The Dow Jones industrial average closed above 13,000 Tuesday for the first time since May 2008, after a better-than-estimated consumer confidence report bolstered optimism in the world’s largest economy.
The DJIA was up 23.61 points to 13,005.12, an increase of 0.18% over Monday. The Standard & Poor’s 500 index gained 0.34%, or 4.59 points, to 1,372.18, and the Nasdaq composite rose 0.69%, or 20.6 points, to 2,986.76, according to preliminary closing data.
The Dow Jones 30-stock index has been flirting with the 13,000 mark for about a week but always closed below the threshold.

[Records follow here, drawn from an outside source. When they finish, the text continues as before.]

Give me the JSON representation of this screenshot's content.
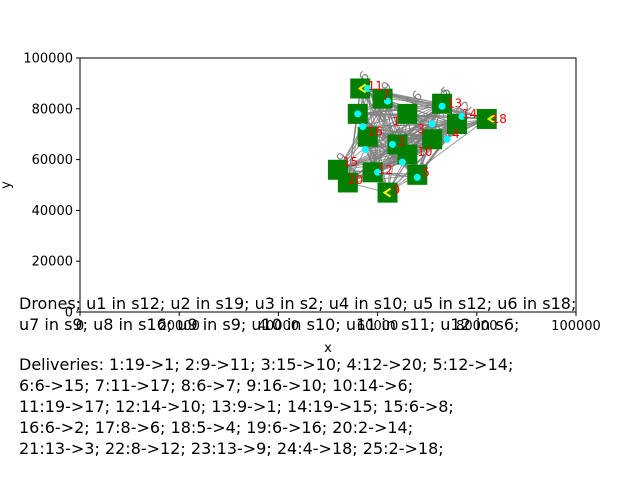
{
  "chart_data": {
    "type": "scatter",
    "title": "",
    "xlabel": "x",
    "ylabel": "y",
    "xlim": [
      0,
      100000
    ],
    "ylim": [
      0,
      100000
    ],
    "xticks": [
      0,
      20000,
      40000,
      60000,
      80000,
      100000
    ],
    "yticks": [
      0,
      20000,
      40000,
      60000,
      80000,
      100000
    ],
    "grid": false,
    "node_labels": [
      {
        "label": "1",
        "x": 63000,
        "y": 75000
      },
      {
        "label": "2",
        "x": 64000,
        "y": 67000
      },
      {
        "label": "3",
        "x": 68000,
        "y": 72000
      },
      {
        "label": "4",
        "x": 75000,
        "y": 70000
      },
      {
        "label": "5",
        "x": 69000,
        "y": 55000
      },
      {
        "label": "7",
        "x": 61000,
        "y": 85000
      },
      {
        "label": "9",
        "x": 63000,
        "y": 48000
      },
      {
        "label": "10",
        "x": 68000,
        "y": 63000
      },
      {
        "label": "11",
        "x": 58000,
        "y": 89000
      },
      {
        "label": "12",
        "x": 60000,
        "y": 56000
      },
      {
        "label": "13",
        "x": 74000,
        "y": 82000
      },
      {
        "label": "14",
        "x": 77000,
        "y": 78000
      },
      {
        "label": "15",
        "x": 53000,
        "y": 59000
      },
      {
        "label": "16",
        "x": 58000,
        "y": 71000
      },
      {
        "label": "18",
        "x": 83000,
        "y": 76000
      },
      {
        "label": "20",
        "x": 54000,
        "y": 52000
      }
    ],
    "depots": [
      {
        "x": 56500,
        "y": 88000
      },
      {
        "x": 61000,
        "y": 84000
      },
      {
        "x": 56000,
        "y": 78000
      },
      {
        "x": 66000,
        "y": 78000
      },
      {
        "x": 73000,
        "y": 82000
      },
      {
        "x": 58000,
        "y": 69000
      },
      {
        "x": 64000,
        "y": 66000
      },
      {
        "x": 71000,
        "y": 68000
      },
      {
        "x": 82000,
        "y": 76000
      },
      {
        "x": 52000,
        "y": 56000
      },
      {
        "x": 54000,
        "y": 51000
      },
      {
        "x": 59000,
        "y": 55000
      },
      {
        "x": 66000,
        "y": 62000
      },
      {
        "x": 68000,
        "y": 54000
      },
      {
        "x": 62000,
        "y": 47000
      },
      {
        "x": 76000,
        "y": 74000
      }
    ],
    "customers": [
      {
        "x": 56000,
        "y": 78000
      },
      {
        "x": 57000,
        "y": 73000
      },
      {
        "x": 57500,
        "y": 64000
      },
      {
        "x": 62000,
        "y": 83000
      },
      {
        "x": 63000,
        "y": 66000
      },
      {
        "x": 65000,
        "y": 59000
      },
      {
        "x": 60000,
        "y": 55000
      },
      {
        "x": 71000,
        "y": 74000
      },
      {
        "x": 73000,
        "y": 81000
      },
      {
        "x": 74000,
        "y": 68000
      },
      {
        "x": 77000,
        "y": 77000
      },
      {
        "x": 68000,
        "y": 53000
      },
      {
        "x": 58000,
        "y": 88000
      }
    ],
    "drone_markers": [
      {
        "x": 57000,
        "y": 88000
      },
      {
        "x": 62000,
        "y": 47000
      },
      {
        "x": 83000,
        "y": 76000
      }
    ],
    "grey_labels": [
      "6",
      "16",
      "5",
      "9",
      "55",
      "92",
      "2",
      "8",
      "2",
      "6",
      "9",
      "5",
      "5",
      "5"
    ],
    "colors": {
      "depot": "#007f00",
      "customer": "#00ffff",
      "edge": "#808080",
      "node_label": "#ff0000",
      "drone": "#ffff00"
    }
  },
  "captions": {
    "drones_line1": "Drones; u1 in s12; u2 in s19; u3 in s2; u4 in s10; u5 in s12; u6 in s18;",
    "drones_line2": "u7 in s9; u8 in s16; u9 in s9; u10 in s10; u11 in s11; u12 in s6;",
    "deliveries_line1": "Deliveries: 1:19->1; 2:9->11; 3:15->10; 4:12->20; 5:12->14;",
    "deliveries_line2": "6:6->15; 7:11->17; 8:6->7; 9:16->10; 10:14->6;",
    "deliveries_line3": "11:19->17; 12:14->10; 13:9->1; 14:19->15; 15:6->8;",
    "deliveries_line4": "16:6->2; 17:8->6; 18:5->4; 19:6->16; 20:2->14;",
    "deliveries_line5": "21:13->3; 22:8->12; 23:13->9; 24:4->18; 25:2->18;"
  }
}
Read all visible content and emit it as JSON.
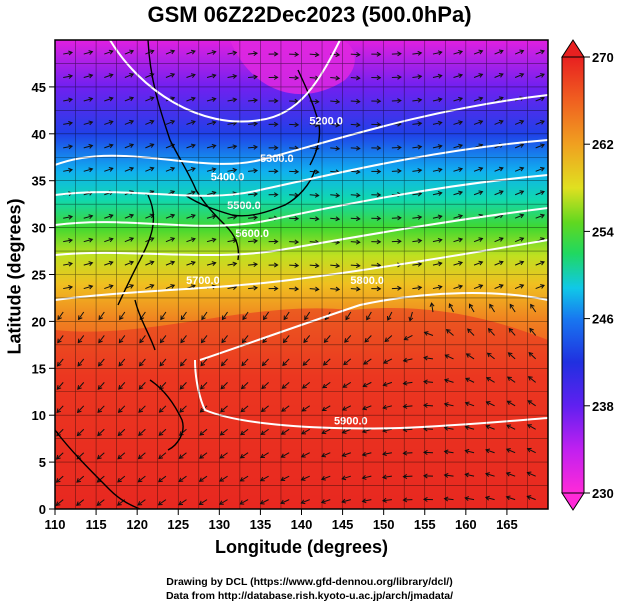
{
  "title": "GSM 06Z22Dec2023 (500.0hPa)",
  "xlabel": "Longitude (degrees)",
  "ylabel": "Latitude (degrees)",
  "credits": {
    "line1": "Drawing by DCL (https://www.gfd-dennou.org/library/dcl/)",
    "line2": "Data from http://database.rish.kyoto-u.ac.jp/arch/jmadata/"
  },
  "chart_data": {
    "type": "heatmap",
    "variable_shading": "temperature (K)",
    "variable_contours": "geopotential height (m)",
    "xlim": [
      110,
      170
    ],
    "ylim": [
      0,
      50
    ],
    "x_ticks": [
      "110",
      "115",
      "120",
      "125",
      "130",
      "135",
      "140",
      "145",
      "150",
      "155",
      "160",
      "165"
    ],
    "y_ticks": [
      "0",
      "5",
      "10",
      "15",
      "20",
      "25",
      "30",
      "35",
      "40",
      "45"
    ],
    "colorbar": {
      "range": [
        230,
        270
      ],
      "tick_labels": [
        "230",
        "238",
        "246",
        "254",
        "262",
        "270"
      ],
      "colors": [
        "#ff2ad8",
        "#c020f0",
        "#7020f0",
        "#2030e0",
        "#1878f0",
        "#10c8e8",
        "#10d8a0",
        "#30d830",
        "#b0e020",
        "#f0d820",
        "#f0a020",
        "#f07020",
        "#f04020",
        "#e82020"
      ]
    },
    "contour_labels": [
      {
        "text": "5200.0",
        "lon": 143,
        "lat": 41
      },
      {
        "text": "5300.0",
        "lon": 137,
        "lat": 37
      },
      {
        "text": "5400.0",
        "lon": 131,
        "lat": 35
      },
      {
        "text": "5500.0",
        "lon": 133,
        "lat": 32
      },
      {
        "text": "5600.0",
        "lon": 134,
        "lat": 29
      },
      {
        "text": "5700.0",
        "lon": 128,
        "lat": 24
      },
      {
        "text": "5800.0",
        "lon": 148,
        "lat": 24
      },
      {
        "text": "5900.0",
        "lon": 146,
        "lat": 9
      }
    ],
    "grid": true,
    "overlay": "wind vectors and streamlines, coastlines"
  }
}
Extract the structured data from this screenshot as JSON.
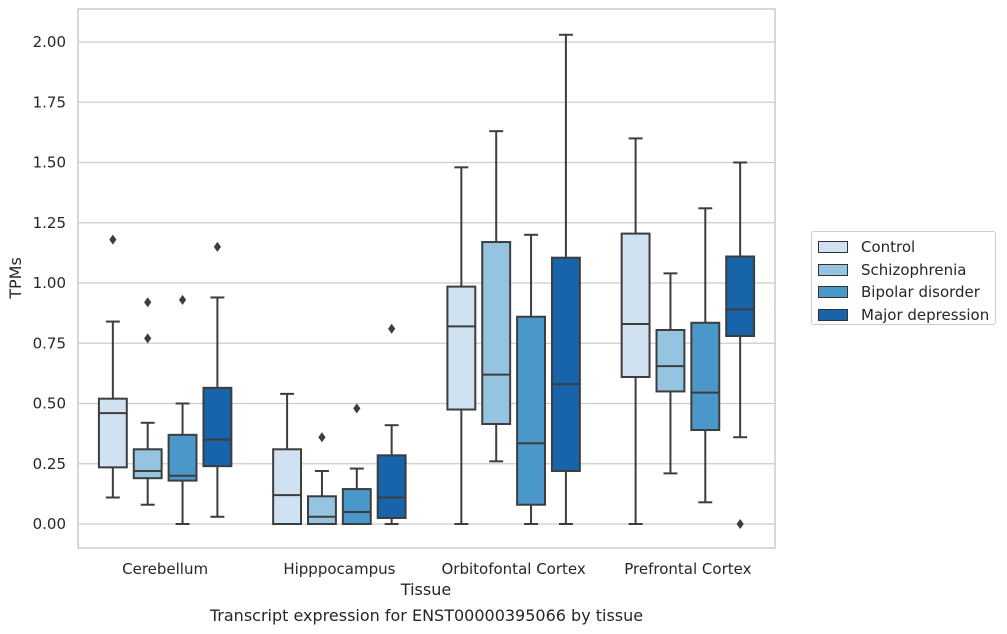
{
  "caption": "Transcript expression for ENST00000395066 by tissue",
  "chart_data": {
    "type": "box",
    "xlabel": "Tissue",
    "ylabel": "TPMs",
    "ylim": [
      -0.1,
      2.14
    ],
    "yticks": [
      "0.00",
      "0.25",
      "0.50",
      "0.75",
      "1.00",
      "1.25",
      "1.50",
      "1.75",
      "2.00"
    ],
    "ytick_values": [
      0,
      0.25,
      0.5,
      0.75,
      1.0,
      1.25,
      1.5,
      1.75,
      2.0
    ],
    "grid": true,
    "legend_position": "right-outside",
    "categories": [
      "Cerebellum",
      "Hipppocampus",
      "Orbitofontal Cortex",
      "Prefrontal Cortex"
    ],
    "series": [
      {
        "name": "Control",
        "color": "#d0e1f2",
        "boxes": [
          {
            "whislo": 0.11,
            "q1": 0.235,
            "med": 0.46,
            "q3": 0.52,
            "whishi": 0.84,
            "fliers": [
              1.18
            ]
          },
          {
            "whislo": 0.0,
            "q1": 0.0,
            "med": 0.12,
            "q3": 0.31,
            "whishi": 0.54,
            "fliers": []
          },
          {
            "whislo": 0.0,
            "q1": 0.475,
            "med": 0.82,
            "q3": 0.985,
            "whishi": 1.48,
            "fliers": []
          },
          {
            "whislo": 0.0,
            "q1": 0.61,
            "med": 0.83,
            "q3": 1.205,
            "whishi": 1.6,
            "fliers": []
          }
        ]
      },
      {
        "name": "Schizophrenia",
        "color": "#94c4df",
        "boxes": [
          {
            "whislo": 0.08,
            "q1": 0.19,
            "med": 0.22,
            "q3": 0.31,
            "whishi": 0.42,
            "fliers": [
              0.77,
              0.92
            ]
          },
          {
            "whislo": 0.0,
            "q1": 0.0,
            "med": 0.03,
            "q3": 0.115,
            "whishi": 0.22,
            "fliers": [
              0.36
            ]
          },
          {
            "whislo": 0.26,
            "q1": 0.415,
            "med": 0.62,
            "q3": 1.17,
            "whishi": 1.63,
            "fliers": []
          },
          {
            "whislo": 0.21,
            "q1": 0.55,
            "med": 0.655,
            "q3": 0.805,
            "whishi": 1.04,
            "fliers": []
          }
        ]
      },
      {
        "name": "Bipolar disorder",
        "color": "#4a98c9",
        "boxes": [
          {
            "whislo": 0.0,
            "q1": 0.18,
            "med": 0.2,
            "q3": 0.37,
            "whishi": 0.5,
            "fliers": [
              0.93
            ]
          },
          {
            "whislo": 0.0,
            "q1": 0.0,
            "med": 0.05,
            "q3": 0.145,
            "whishi": 0.23,
            "fliers": [
              0.48
            ]
          },
          {
            "whislo": 0.0,
            "q1": 0.08,
            "med": 0.335,
            "q3": 0.86,
            "whishi": 1.2,
            "fliers": []
          },
          {
            "whislo": 0.09,
            "q1": 0.39,
            "med": 0.545,
            "q3": 0.835,
            "whishi": 1.31,
            "fliers": []
          }
        ]
      },
      {
        "name": "Major depression",
        "color": "#1764ab",
        "boxes": [
          {
            "whislo": 0.03,
            "q1": 0.24,
            "med": 0.35,
            "q3": 0.565,
            "whishi": 0.94,
            "fliers": [
              1.15
            ]
          },
          {
            "whislo": 0.0,
            "q1": 0.025,
            "med": 0.11,
            "q3": 0.285,
            "whishi": 0.41,
            "fliers": [
              0.81
            ]
          },
          {
            "whislo": 0.0,
            "q1": 0.22,
            "med": 0.58,
            "q3": 1.105,
            "whishi": 2.03,
            "fliers": []
          },
          {
            "whislo": 0.36,
            "q1": 0.78,
            "med": 0.89,
            "q3": 1.11,
            "whishi": 1.5,
            "fliers": [
              0.0
            ]
          }
        ]
      }
    ]
  }
}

“The U.S. economy is in decent shape,” Malcolm Polley, who oversees about $1.1 billion as chief investment officer at Stewart Capital, said in a telephone interview. “Technicals aside, we’re really not that concerned. Stocks are relatively cheap.”
Tuesday’s rally put the S&P 500 on pace for a third month of gains, the longest streak in a year, amid better-than-estimated economic and corporate data. It rose 4.6% this month. The index trades around 14.1 times reported earnings, compared with the average since 1954 of 16.4 times, according to data compiled by Bloomberg.
Stocks rose as the Conference Board’s index increased more than forecast in February, to 70.8. The euro strengthened vs. the dollar before the European Central Bank provides funds Wednesday to support banks. Earlier Tuesday, stocks fell as orders for U.S. durable goods fell in January by the most in three years. Separate data showed that home prices in 20 U.S. cities dropped more than forecast in December.